Honing a strong brand identity is a vital component of any successful label, and the Sungate “visual universe” — bright, surreal, expressive, painterly creations from freelance Almería-based illustrator Abel Fdez — helps to make their discography pop. Domingo met Fdez when they were both working for a start-up in Berlin. “I needed to hire an illustrator so I started looking and asking friends and Abel came to us. Even though it had nothing to do with music, he was just so good that when we launched the label, he was the first person we thought of. Moy and I had a vision and a few ideas and we wanted Abel to do something similar to what we had in mind but after some time working with him we decided it was better to let him do exactly what he liked, give him total freedom to do whatever he wanted.”

He continues: “The difference between him and us is that he is not in the electronic music scene at all. The only electronic music he listens to I think is Sungate. He’s not getting any other input from other labels about what is hyped, what is not, what is trendy, he just listens to the tracks and creates the artwork from scratch. He puts the headphones on, listens to the music from the artist and it comes to him,” says Domingo. 

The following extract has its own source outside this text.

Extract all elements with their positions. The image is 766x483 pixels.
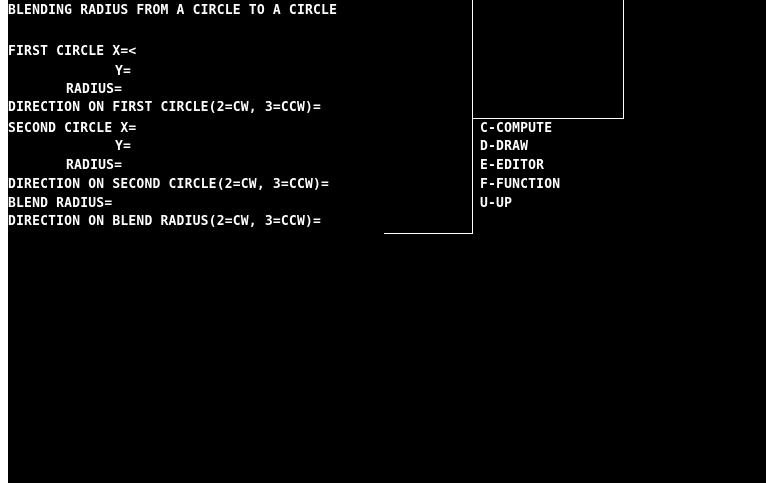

Santana, who recently published a graphic design book about Valencia’s storied party scene of the ‘80s and ‘90s, la ruta del bakalao, brings artistic flair to Sungate while Fdez’s outsider perspective adds a unique dimension to their positioning in the techno universe. In just six years, Sungate has built up a loyal fanbase of discerning electronic music fans who have come to view the label as a stamp of quality. Perhaps the key to making it work is sticking to your guns and never compromising on your vision. Who needs TikTok trends when you’ve got techno stans?

“One of the most important goals for the future is to keep releasing every month, and then we want to make a bigger event, maybe a small festival,” says Domingo. “We’ve had our ups and downs, we’ve kept going and we’ve felt like quitting because of the financial challenges… But seeing the fanbase grow, getting messages from the fans, getting the support from the artists. One of the most important things is that now we have lots of amazing friends, before they were just artists who we admire and now they are friends.”